夕日が背中を押してくる。日の当たる穏やかな日中とは反転して、強い北風が私たちを冷やす。どんな人だろうか、と寒さと緊張でゾクゾクしながら待っていると、彼女は現れた。こんなに寒いのに嫌な顔ひとつしない。落ち着いた語り口は私たちをほっとさせた。夕日が沈むにはまだ早い。

松村英奈さんは文学部の1年生。これから専攻に分かれるにあたって、東洋史を学びたいという。「ちょっとしたきっかけですが、幼稚園の時、ディズニープリンセスのジャスミンが好きで、周りの宮殿などを見るようになりました」と話す。過去にはウズベキスタンに旅行し、実際に見た美しい建築に魅了されたという。またアラビア語の授業を取っており、「難しい」と笑いながらも熱心に学んでいる。楽しげに話す彼女の目には、水晶のような澄んだ輝きがあった。

彼女の輝きはこれだけではない。
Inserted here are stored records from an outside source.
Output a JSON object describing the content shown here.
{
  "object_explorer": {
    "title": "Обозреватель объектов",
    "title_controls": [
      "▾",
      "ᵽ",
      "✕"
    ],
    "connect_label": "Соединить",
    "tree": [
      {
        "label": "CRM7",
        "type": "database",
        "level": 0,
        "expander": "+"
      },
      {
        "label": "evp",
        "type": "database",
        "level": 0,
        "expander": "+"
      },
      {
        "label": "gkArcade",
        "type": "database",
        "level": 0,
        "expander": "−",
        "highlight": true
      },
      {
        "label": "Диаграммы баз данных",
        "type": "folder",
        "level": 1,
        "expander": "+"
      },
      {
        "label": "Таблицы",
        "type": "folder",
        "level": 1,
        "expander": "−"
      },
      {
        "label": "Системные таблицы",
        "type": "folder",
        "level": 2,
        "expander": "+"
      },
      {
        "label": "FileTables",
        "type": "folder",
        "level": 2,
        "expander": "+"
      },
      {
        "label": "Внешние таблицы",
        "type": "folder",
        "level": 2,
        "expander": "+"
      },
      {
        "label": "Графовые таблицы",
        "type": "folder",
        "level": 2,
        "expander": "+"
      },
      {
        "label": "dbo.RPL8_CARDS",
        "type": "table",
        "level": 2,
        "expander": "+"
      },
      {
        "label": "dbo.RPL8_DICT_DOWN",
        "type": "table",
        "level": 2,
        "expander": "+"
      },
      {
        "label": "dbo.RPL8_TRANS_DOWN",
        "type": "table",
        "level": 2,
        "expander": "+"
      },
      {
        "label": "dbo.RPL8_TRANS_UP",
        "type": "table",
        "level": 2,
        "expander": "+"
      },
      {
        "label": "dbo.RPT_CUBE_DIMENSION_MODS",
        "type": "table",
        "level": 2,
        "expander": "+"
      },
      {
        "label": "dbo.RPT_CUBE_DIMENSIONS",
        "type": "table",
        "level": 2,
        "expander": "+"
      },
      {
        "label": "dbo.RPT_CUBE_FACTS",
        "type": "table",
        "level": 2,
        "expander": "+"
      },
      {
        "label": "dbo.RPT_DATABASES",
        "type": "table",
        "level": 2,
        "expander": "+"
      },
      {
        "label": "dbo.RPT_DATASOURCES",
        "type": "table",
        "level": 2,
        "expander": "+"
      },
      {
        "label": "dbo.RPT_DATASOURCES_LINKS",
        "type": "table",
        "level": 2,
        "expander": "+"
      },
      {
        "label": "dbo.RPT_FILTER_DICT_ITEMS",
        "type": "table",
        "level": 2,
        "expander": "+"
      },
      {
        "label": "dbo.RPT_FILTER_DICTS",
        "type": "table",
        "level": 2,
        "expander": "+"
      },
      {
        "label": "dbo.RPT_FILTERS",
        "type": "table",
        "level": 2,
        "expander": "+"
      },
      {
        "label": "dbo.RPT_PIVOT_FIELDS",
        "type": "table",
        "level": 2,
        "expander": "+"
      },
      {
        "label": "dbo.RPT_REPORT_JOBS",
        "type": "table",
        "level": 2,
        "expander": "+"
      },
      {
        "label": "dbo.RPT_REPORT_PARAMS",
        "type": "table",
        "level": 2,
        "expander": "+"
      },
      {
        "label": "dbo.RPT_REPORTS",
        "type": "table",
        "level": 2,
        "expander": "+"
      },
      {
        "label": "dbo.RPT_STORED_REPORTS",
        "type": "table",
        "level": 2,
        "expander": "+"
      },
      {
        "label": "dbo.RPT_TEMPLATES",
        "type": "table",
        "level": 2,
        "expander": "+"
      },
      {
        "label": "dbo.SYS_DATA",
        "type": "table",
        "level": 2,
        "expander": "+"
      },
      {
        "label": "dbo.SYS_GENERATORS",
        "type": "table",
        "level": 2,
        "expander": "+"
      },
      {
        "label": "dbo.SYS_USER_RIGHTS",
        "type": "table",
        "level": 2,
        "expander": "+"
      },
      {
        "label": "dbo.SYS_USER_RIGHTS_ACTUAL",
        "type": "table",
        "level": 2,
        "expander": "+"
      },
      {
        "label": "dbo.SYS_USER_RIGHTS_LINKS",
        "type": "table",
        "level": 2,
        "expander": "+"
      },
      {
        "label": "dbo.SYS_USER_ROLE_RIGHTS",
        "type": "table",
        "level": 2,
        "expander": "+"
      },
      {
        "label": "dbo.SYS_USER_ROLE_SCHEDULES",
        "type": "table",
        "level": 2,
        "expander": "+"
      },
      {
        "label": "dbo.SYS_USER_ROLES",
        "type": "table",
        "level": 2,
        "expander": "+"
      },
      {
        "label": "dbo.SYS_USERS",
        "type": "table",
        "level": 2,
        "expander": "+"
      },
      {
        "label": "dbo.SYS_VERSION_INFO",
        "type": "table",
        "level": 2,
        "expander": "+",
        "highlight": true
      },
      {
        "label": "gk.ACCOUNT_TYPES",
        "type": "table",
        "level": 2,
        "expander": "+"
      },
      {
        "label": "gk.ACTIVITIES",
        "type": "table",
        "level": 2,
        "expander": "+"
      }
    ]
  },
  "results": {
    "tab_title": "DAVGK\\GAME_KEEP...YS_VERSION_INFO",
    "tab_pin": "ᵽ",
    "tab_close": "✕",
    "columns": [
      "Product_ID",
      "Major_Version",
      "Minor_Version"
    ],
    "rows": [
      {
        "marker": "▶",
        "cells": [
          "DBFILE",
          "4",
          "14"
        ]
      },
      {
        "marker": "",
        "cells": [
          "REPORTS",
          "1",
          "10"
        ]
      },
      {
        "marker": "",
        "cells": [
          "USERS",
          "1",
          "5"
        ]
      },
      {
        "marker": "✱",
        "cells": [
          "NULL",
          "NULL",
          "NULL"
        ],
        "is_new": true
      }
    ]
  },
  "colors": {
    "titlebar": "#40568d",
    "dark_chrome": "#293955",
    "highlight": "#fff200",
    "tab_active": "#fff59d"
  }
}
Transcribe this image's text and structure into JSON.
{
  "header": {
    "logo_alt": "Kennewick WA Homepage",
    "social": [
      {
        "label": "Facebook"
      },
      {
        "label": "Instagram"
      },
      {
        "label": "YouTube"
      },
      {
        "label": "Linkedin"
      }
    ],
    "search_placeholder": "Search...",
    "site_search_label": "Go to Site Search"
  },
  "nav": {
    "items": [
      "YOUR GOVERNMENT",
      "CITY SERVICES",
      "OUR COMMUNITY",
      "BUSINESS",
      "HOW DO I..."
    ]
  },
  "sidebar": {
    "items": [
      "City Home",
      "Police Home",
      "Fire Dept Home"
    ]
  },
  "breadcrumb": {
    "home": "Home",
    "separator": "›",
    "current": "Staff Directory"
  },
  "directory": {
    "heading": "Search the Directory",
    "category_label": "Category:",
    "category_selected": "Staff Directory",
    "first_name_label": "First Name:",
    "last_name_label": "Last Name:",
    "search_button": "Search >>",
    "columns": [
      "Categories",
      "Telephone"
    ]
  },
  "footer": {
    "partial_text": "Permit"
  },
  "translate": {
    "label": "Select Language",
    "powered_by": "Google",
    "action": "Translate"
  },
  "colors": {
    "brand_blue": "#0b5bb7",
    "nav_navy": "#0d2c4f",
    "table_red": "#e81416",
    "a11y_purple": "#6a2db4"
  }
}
大学に入ってから室内楽サークルでチェロを始めた。ピアノ・ガイズや2CELLOSの曲を聴き、チェロの音色が彼女にベストマッチしたのだという。大学以前からピアノを弾き、音楽に親しんでいたものの、チェロは初心者にとって簡単ではない。それでも新しいことに挑む彼女は今、進化を遂げているのだろう。そしてもう一つ、彼女はジャズダンスにも取り組んでいる。幼稚園の時から習ったバレエと中高の部活で、もともとダンスに親しみがあった。特にしなやかでゆったりとした動きが好きなのだという。これほど多くのことに没頭しながらなんとバイトを2つもこなす彼女。夜遅く帰ることもしばしば。目一杯枝葉を広げて光を浴びる木のように、様々なことに取り組むことが彼女の輝きを作る一因なのである。




今後やりたいことは何か聞いてみると、「もっと海外に行きたいです。いろんな国に行きたくて、南米とかインドとかにも。世界遺産を見るのが好きなので」と教えてくれた。大学生活まだまだこれから、広い世界に飛び立っていくのだろう。

では彼女の最高のパートナー像はどんなものなのか聞いてみた。すると「明るい人が好きです。楽しい気分にさせてほしい」と答えてくれた。自分から話しかけるのが苦手だからだそうだ。意外な悩みが垣間見られた。

東洋芸術、音楽、ダンス…美に惹かれる彼女自身にも、好きなことに打ち込むという「内なる美」があった。
さよなら太陽。すてきないい日だった。